Based on these findings, it can be envisaged that in the tumor microenvironment, where the cancer cells are under extreme nutritional and hypoxic stress (a niche for cancer stem cells), metformin treatment could favor synthetic lethality and hence effectively can attenuate tumor growth. The tumor microenvironment thus enables the bioenergetic switch in favor of glycolysis and dependence on glucose and glutamine as a rapid source of nutrition. While the authors’ data clearly depicts how metformin eliminates the tolerance of the breast cancer cells to fluctuations in glucose concentrations, it is important to understand how the availability of other dominant sources of energy, such as glutamine, might participate in this scenario. It is plausible that subtype of breast cancers, i.e., basal vs luminal, might depend on different energy sources, albeit to a different extent.6 This is important, because tumor cells often acquire metabolic adaptability toward available preferred energy source to adapt well to nutritional stress via autophagy and altered metabolism.7 Along these lines, the authors rationalize the therapeutic targeting of the cancer stem cells by metformin through its synthetic lethal activity to the hyperglycotic phenotype often seen in CSC to sustain their stemness.8 Further characterization of how metformin treatment alters the metabolic nodes in cancer stem cells and/or p53-null cells would explain the underpinning mechanisms for increased susceptibility of these indolent and aggressive cancer cells toward metformin.

It is well documented that metformin, by inhibiting complex I of respiratory chain in mitochondria (ETCI), induces a decrease in the ATP levels, and that glucose depletion also decreases ATP levels, albeit to varying levels. Therefore, it is possible that simultaneous targeting of both pathways (glycolytic pathway and OXPHOS) caused ATP depletion below a critical threshold, resulting in cell death.
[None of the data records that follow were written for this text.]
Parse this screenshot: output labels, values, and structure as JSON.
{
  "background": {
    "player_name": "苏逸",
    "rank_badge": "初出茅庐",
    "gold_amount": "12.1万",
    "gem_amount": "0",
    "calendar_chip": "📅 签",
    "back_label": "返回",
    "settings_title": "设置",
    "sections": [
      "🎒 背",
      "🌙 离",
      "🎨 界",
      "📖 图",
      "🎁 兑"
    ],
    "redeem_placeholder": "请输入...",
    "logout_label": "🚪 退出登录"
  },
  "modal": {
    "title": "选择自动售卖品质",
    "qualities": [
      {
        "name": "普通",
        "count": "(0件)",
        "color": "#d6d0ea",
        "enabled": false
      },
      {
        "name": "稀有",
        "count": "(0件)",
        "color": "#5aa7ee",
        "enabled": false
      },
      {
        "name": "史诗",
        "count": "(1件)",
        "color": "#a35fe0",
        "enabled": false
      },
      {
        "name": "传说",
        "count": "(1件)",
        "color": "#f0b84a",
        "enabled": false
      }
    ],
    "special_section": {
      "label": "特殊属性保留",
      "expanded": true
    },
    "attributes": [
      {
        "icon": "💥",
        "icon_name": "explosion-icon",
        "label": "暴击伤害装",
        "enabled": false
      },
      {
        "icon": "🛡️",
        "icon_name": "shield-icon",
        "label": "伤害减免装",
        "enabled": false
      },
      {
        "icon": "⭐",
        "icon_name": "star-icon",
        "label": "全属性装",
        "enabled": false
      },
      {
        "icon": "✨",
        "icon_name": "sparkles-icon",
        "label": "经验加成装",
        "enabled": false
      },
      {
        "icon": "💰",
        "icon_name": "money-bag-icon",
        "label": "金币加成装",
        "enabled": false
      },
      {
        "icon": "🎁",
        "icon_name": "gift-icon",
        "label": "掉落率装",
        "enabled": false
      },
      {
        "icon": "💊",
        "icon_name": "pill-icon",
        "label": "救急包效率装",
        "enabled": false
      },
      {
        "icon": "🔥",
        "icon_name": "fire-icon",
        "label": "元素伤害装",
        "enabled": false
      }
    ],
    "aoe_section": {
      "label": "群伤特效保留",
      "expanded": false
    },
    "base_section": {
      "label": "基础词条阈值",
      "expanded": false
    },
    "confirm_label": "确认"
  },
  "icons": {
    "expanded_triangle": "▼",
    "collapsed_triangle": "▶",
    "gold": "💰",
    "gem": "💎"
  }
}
This concept is supported by the elegant study9 highlighting the effectiveness of combination of glycolysis inhibition by 2-DG and metformin in several preclinical models exhibiting anti-tumor effects, including MB-MDA231 used in this study.

Since recent studies indicate that inhibiting glucose uptake with small-molecule inhibitors led to a decline in cylcin E2 and p-RB levels,10 it is a possibility that cell cycle inhibitor levels are also regulated under glucose withdrawal conditions, sensitizing cells to cytotoxic effects of metformin in breast cancer cells.

Considering data from several studies, a view that metformin treatment has pleotropic effects on several signaling pathways under glucose-free conditions seems a practical possibility. Overall, this work offers several new insights into glucose-dependent mechanisms underpinning the mode of action of metformin as a viable therapeutic strategy.